Transferência do Coaf para o Banco Central e mudança de nome
No dia 20 de agosto, o governo editou uma medida provisória que mudou o nome do Coaf para Unidade de Inteligência Financeira (UIF). Além disso, o órgão foi transferido do Ministério da Economia para a atribuição direta do Banco Central (BC). Em meio à mudança, o presidente do órgão, Roberto Leonel, que havia sido indicado pelo ministro da Justiça e Segurança Pública, Sérgio Moro, foi substituído pelo servidor aposentado do BC Ricardo Liáo. A mudança foi interpretada como uma derrota de Moro.
Como mostrou o Estado à época, a mudança abriu brechas para indicações políticas dentro do conselho do órgão de controle, cuja escolha antes da alteração ficava restrita a funcionários de carreira do BC e da Receita Federal.
Gilmar Mendes suspende processos de Flávio
Em 30 de setembro, o ministro Gilmar Mendes decidiu suspender processos envolvendo a quebra do sigilo de Flávio no caso Queiroz. A decisão atendia ao pedido do advogado Frederick Wassef, defensor do filho do presidente, que havia se reunido dois dias antes com o presidente Jair Bolsonaro no Palácio da Alvorada. A determinação do ministro beneficia apenas o senador do PSL.
Gilmar Mendes destacou na decisão um e-mail enviado pelo Ministério Público do Rio de Janeiro, de 14 de dezembro de 2018, no qual o MP-RJ solicita ao Coaf mais informações - sem prévia autorização judicial. A decisão foi tomada com base na determinação de Toffoli, segundo a qual as investigações contra Flávio já deveriam estar suspensas. A defesa do senador, no entanto, alegava que os processos não foram devidamente suspensos, desrespeitando, portanto, a ordem do presidente do Supremo.
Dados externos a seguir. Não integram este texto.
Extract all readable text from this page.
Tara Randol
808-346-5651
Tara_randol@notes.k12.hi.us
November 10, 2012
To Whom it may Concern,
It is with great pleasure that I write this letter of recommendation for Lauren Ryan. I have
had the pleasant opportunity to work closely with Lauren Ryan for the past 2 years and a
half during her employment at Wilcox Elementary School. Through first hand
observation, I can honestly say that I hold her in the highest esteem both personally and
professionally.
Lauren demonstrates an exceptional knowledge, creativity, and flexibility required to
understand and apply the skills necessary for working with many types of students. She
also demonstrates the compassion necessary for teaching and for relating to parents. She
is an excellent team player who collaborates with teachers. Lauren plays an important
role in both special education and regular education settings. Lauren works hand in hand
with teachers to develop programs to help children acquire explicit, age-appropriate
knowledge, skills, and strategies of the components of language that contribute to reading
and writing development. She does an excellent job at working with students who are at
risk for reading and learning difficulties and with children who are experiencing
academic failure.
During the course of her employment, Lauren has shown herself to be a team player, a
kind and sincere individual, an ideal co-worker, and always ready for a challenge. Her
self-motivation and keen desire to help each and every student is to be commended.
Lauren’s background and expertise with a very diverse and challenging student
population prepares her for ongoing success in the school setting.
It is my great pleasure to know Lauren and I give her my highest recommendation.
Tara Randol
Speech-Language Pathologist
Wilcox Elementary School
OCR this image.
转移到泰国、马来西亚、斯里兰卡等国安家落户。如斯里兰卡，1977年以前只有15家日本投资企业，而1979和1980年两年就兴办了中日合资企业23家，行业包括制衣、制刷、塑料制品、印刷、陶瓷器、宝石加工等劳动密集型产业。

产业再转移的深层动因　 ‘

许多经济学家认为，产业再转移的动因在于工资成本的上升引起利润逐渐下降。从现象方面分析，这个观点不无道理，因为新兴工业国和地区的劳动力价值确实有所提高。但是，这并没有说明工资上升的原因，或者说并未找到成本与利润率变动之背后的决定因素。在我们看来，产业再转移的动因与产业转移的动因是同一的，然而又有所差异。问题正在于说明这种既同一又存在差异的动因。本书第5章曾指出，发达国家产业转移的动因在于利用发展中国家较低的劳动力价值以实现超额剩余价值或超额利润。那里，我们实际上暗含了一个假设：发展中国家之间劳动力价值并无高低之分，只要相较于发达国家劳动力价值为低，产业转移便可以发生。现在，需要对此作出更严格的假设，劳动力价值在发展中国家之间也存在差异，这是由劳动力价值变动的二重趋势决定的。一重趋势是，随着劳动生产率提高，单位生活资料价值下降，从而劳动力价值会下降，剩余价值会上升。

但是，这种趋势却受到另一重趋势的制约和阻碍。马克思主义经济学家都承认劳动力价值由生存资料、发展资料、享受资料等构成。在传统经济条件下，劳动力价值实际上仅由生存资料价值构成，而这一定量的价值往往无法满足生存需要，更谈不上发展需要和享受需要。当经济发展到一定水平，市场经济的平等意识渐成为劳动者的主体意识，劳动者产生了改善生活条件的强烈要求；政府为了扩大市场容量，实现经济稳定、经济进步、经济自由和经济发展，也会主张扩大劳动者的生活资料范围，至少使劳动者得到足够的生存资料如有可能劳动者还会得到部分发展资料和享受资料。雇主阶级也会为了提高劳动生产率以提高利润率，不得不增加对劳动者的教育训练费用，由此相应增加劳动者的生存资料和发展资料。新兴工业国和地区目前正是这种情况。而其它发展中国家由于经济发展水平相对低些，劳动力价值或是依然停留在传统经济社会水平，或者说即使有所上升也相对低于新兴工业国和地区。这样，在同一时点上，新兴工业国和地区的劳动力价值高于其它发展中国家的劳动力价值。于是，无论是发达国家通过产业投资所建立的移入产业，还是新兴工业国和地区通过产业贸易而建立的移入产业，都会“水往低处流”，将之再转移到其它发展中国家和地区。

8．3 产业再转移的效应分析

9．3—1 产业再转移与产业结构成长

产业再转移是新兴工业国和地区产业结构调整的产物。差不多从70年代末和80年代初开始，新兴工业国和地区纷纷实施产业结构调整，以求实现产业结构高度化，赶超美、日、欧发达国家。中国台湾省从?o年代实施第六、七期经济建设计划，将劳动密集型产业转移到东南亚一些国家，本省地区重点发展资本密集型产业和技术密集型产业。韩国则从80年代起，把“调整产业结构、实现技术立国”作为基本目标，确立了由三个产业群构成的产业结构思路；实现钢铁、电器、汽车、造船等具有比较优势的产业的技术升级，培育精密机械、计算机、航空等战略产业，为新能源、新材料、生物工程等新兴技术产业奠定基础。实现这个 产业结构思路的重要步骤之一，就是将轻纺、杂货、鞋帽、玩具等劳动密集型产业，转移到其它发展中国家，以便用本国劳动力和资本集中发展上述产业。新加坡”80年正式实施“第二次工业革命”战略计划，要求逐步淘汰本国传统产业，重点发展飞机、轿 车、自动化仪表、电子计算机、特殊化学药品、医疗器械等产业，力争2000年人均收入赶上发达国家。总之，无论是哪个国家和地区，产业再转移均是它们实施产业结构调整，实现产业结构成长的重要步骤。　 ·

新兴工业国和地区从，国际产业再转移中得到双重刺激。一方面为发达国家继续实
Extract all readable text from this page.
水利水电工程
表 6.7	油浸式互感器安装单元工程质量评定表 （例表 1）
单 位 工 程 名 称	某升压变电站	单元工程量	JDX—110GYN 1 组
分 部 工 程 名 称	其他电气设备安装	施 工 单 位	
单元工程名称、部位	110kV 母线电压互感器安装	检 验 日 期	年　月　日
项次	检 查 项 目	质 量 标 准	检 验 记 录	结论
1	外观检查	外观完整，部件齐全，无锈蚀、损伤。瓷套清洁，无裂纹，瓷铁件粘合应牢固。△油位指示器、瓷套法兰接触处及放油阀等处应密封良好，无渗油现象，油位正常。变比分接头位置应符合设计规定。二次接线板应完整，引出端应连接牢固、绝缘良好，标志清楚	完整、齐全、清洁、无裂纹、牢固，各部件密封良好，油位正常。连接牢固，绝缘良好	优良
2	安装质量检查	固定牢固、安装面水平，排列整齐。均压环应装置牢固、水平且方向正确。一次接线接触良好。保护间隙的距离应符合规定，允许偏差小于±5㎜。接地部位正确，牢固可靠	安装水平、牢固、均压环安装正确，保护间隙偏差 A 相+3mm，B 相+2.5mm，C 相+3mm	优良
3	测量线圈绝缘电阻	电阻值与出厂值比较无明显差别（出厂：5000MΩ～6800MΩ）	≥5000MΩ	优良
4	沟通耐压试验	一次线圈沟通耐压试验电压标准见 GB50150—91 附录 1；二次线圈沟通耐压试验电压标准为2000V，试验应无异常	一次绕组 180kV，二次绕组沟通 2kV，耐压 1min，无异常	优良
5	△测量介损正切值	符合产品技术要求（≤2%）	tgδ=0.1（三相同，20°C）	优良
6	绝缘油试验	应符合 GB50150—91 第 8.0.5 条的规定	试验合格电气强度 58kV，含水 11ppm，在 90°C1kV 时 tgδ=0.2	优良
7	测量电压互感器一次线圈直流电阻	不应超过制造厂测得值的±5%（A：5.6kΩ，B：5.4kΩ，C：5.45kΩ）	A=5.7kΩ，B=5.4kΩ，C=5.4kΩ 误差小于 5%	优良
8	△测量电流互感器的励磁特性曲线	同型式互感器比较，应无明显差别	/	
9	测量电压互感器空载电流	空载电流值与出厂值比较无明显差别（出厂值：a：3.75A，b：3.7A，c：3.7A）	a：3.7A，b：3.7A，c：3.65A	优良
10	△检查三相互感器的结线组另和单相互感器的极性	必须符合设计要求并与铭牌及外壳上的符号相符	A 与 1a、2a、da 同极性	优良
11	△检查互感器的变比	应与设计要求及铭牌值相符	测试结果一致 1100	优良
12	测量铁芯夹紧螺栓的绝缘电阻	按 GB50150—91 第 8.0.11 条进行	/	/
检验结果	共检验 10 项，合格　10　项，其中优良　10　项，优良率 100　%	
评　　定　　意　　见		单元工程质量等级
Gilmar era o relator da reclamação do senador.
Missão da OCDE aponta prejuízos no combate à corrupção
Em missão no Brasil para avaliar eventuais riscos ao combate à corrupção no País, o grupo de trabalho antissuborno da Organização para a Cooperação e Desenvolvimento Econômico (OCDE) fez uma visita ao STF no dia 13 de novembro e demonstrou preocupações com decisões tomadas recentemente pelo Judiciário brasileiro, entre elas a de Toffoli, que vetou o compartilhamento de dados fiscais e bancários entre órgãos de investigação sem o aval prévio da Justiça.
Segundo o presidente do grupo, o esloveno Drago Kos, se a decisão de Toffoli for mantida pelo plenário da Corte, "serão necessárias medidas mais fortes". "Ainda vamos pensar no que fazer, mas a nossa reação vai ser forte", disse Kos, em entrevista coletiva. Ele chegou a ter uma conversa com Dias Toffoli sobre o tema.
Toffoli obtém acesso a dados sigilosos da Receita e do Banco Central
No dia 14, foi noticiado que Dias Toffoli exigiu do Banco Central cópias de todos os Relatórios de Inteligência Financeira (RIFs) produzidos nos últimos três anos pelo Coaf. O ministro também determinou à Receita que enviasse ao STF todas as representações fiscais para Fins Penais (RFFP) elaboradas no mesmo período. Os relatórios sigilosos envolvem 600 mil pessoas (412.484 pessoas física e 186.173 pessoas jurídicas). A lista inclui pessoas com foro privilegiado.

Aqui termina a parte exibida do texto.